After a 30-year career in financial services and the not-for-profit sector, Monique Giroux took early retirement at 55, traded in her business suit for hiking boots, and sold her home and possessions to pursue a slower-paced, minimalist, nomadic lifestyle. 

Monique made a commitment to herself in 2019 to live an anxiety-free life by finding calm and peace of mind after an enlightening experience in Bali. Immersing herself in self-study and becoming a certified Forest Therapy Guide, Reiki Master, meditation, yoga nidra, and restorative yoga teacher, Monique is now breathing deeply. She works with clients to help them slow down and connect with their inner voice and intuition through nature connection and energy healing. 

Founder of The Flourishment Collective, Monique is now travelling the world with her partner sharing stories of #2suitcases1laptop and the forest therapy guides she meets along the way.

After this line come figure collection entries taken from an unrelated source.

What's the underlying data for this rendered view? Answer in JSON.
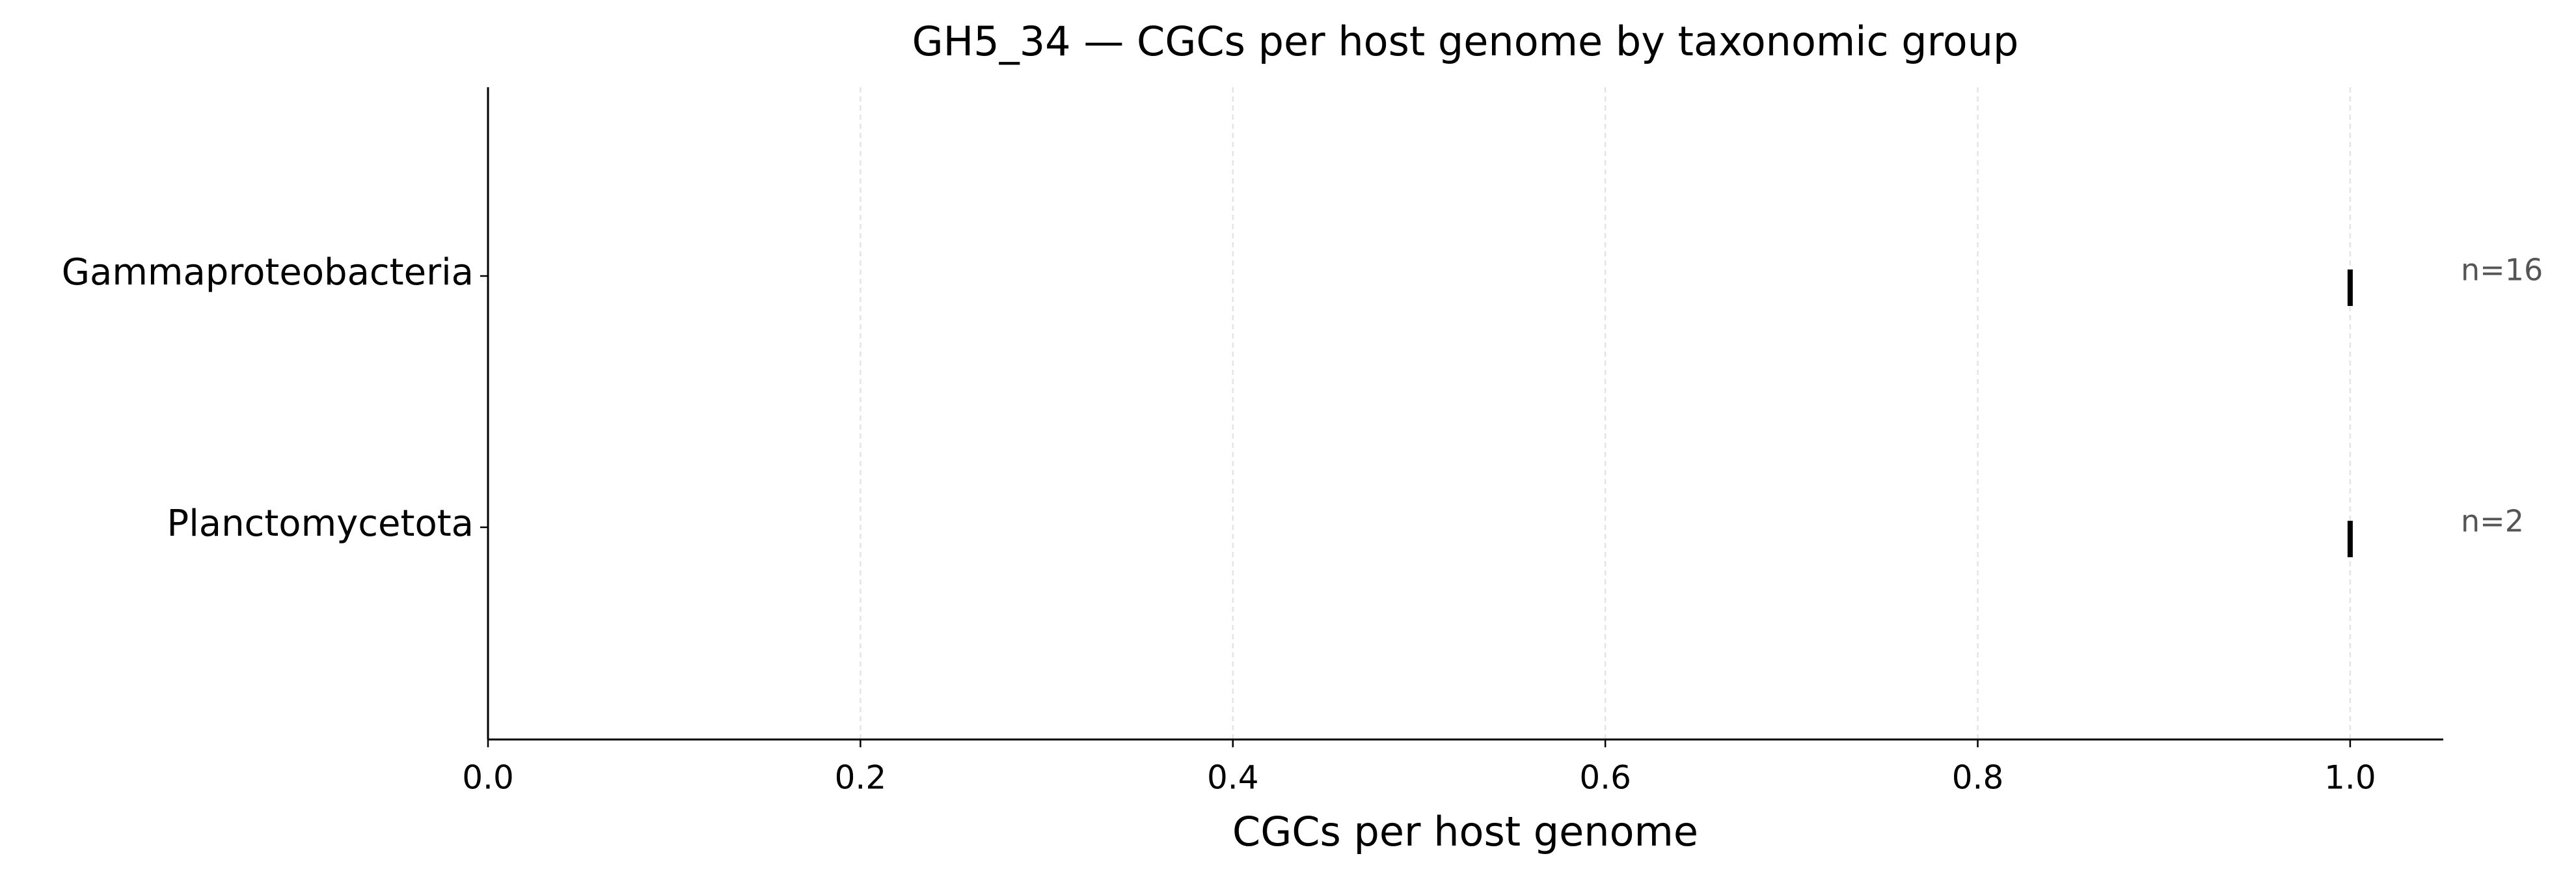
{
  "chart_data": {
    "type": "strip",
    "title": "GH5_34 — CGCs per host genome by taxonomic group",
    "xlabel": "CGCs per host genome",
    "categories": [
      "Gammaproteobacteria",
      "Planctomycetota"
    ],
    "values": [
      1.0,
      1.0
    ],
    "annotations": [
      "n=16",
      "n=2"
    ],
    "color": "#000000",
    "xlim": [
      0,
      1.05
    ],
    "xticks": [
      {
        "value": 0,
        "label": "0.0"
      },
      {
        "value": 0.2,
        "label": "0.2"
      },
      {
        "value": 0.4,
        "label": "0.4"
      },
      {
        "value": 0.6,
        "label": "0.6"
      },
      {
        "value": 0.8,
        "label": "0.8"
      },
      {
        "value": 1,
        "label": "1.0"
      }
    ],
    "grid": true
  }
}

She is working on her first book, downloaded in a deep meditative state during a 9-day silent Buddhist retreat. 

She shares distance reiki with clients worldwide, supports women’s retreats, and mentors and trains new forest therapy guides. She continues to use her corporate experience as one of the female founders of the climate start-up Homes to Zero and consults on partnership and not-for-profit projects on occasion. 

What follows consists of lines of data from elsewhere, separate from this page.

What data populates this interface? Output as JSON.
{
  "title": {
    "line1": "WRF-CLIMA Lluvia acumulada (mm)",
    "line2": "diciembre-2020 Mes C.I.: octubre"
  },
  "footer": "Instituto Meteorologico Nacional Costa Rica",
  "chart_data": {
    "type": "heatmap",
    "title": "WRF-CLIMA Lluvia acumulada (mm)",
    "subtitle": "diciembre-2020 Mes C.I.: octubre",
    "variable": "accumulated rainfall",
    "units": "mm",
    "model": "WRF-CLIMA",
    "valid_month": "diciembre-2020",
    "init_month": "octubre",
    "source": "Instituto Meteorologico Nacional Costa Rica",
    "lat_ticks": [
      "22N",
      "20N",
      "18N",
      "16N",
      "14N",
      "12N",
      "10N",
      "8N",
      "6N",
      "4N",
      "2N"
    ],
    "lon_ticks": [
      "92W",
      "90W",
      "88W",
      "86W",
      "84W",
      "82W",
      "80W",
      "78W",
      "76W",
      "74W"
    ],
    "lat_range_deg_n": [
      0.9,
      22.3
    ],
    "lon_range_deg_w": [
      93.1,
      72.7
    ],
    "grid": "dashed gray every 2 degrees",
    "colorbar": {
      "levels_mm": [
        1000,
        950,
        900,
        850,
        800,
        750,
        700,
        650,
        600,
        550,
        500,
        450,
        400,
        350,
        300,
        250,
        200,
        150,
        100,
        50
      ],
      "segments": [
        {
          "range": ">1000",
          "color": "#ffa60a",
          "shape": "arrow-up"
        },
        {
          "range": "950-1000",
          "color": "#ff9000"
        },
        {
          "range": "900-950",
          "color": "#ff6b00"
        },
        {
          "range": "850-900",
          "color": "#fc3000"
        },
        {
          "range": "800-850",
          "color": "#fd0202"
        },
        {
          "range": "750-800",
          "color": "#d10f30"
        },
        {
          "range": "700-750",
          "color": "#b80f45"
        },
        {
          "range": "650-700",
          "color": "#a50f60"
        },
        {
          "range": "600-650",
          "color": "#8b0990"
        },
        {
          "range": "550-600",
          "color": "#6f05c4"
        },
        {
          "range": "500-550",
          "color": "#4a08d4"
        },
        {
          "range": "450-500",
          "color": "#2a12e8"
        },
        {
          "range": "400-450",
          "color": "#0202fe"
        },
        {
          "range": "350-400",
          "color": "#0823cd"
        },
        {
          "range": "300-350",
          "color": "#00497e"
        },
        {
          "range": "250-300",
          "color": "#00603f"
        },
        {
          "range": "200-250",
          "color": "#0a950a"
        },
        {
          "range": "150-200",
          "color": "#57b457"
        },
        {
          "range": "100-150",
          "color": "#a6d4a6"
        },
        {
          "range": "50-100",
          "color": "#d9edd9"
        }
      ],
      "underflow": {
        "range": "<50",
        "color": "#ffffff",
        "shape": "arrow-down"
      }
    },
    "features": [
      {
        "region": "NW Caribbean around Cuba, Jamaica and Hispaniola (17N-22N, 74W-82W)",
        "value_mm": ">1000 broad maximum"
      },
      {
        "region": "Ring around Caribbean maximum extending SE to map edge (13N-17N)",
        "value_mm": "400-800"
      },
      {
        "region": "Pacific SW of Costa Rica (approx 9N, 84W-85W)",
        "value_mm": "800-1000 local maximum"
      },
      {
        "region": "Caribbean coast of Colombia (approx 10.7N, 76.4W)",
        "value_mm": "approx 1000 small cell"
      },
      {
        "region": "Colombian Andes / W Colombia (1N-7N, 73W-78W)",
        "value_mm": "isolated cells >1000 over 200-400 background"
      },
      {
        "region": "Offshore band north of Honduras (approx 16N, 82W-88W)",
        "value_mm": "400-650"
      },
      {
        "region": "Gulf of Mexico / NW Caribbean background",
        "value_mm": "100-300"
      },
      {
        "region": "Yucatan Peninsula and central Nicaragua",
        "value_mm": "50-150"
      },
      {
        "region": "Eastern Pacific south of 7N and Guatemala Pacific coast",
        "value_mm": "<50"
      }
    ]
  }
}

We connected with Monique while she was working and playing in Playa Hermosa, Costa Rica.

Wander: Can you tell us more about becoming a Certified Forest Therapy Guide?

Monique: Forest therapy began in Japan and is known as Shinrin Yoku, meaning “forest bathing.” There are a few organizations worldwide that train forest therapy guides.

My training was with the Global Institute of Forest Therapy, based in Canada. After the application and vetting process with founder Ben Porchuk, there is an eight-day intensive training where we spent most of our time outdoors connecting with nature and each other.

A six-month practicum on forest therapy follows the training with a series of assignments that deepen our nature connection, nature observation skills, and the guiding of walks with the support of a mentor.

This year, I founded a beautiful community of guides called the Forest Guide Circle to connect forest therapy practitioners worldwide to learn and grow together.

How does forest therapy fit into your worldview?

Forest therapy opened my eyes to the more-than-human world and unleashed a deep respect and connection to all living beings.

This extends to how I relate to others by being more present, listening and sharing with an open heart, letting go of my ego attachment, and being aware of my energy and the energy around me.

We have a reciprocal relationship with Mother Earth. She gives us so much, and we can give back with love, gratitude, and respect. I felt grief after the training for how much of this awareness has been lost, but I also see signs of positive momentum toward valuing the Indigenous ways and becoming a guardian of the land.

The gifts that nature provides are available to all of us, and research confirms that slow time in nature heals and provides many physical and emotional health benefits. I believe my purpose is to introduce this to as many people as possible.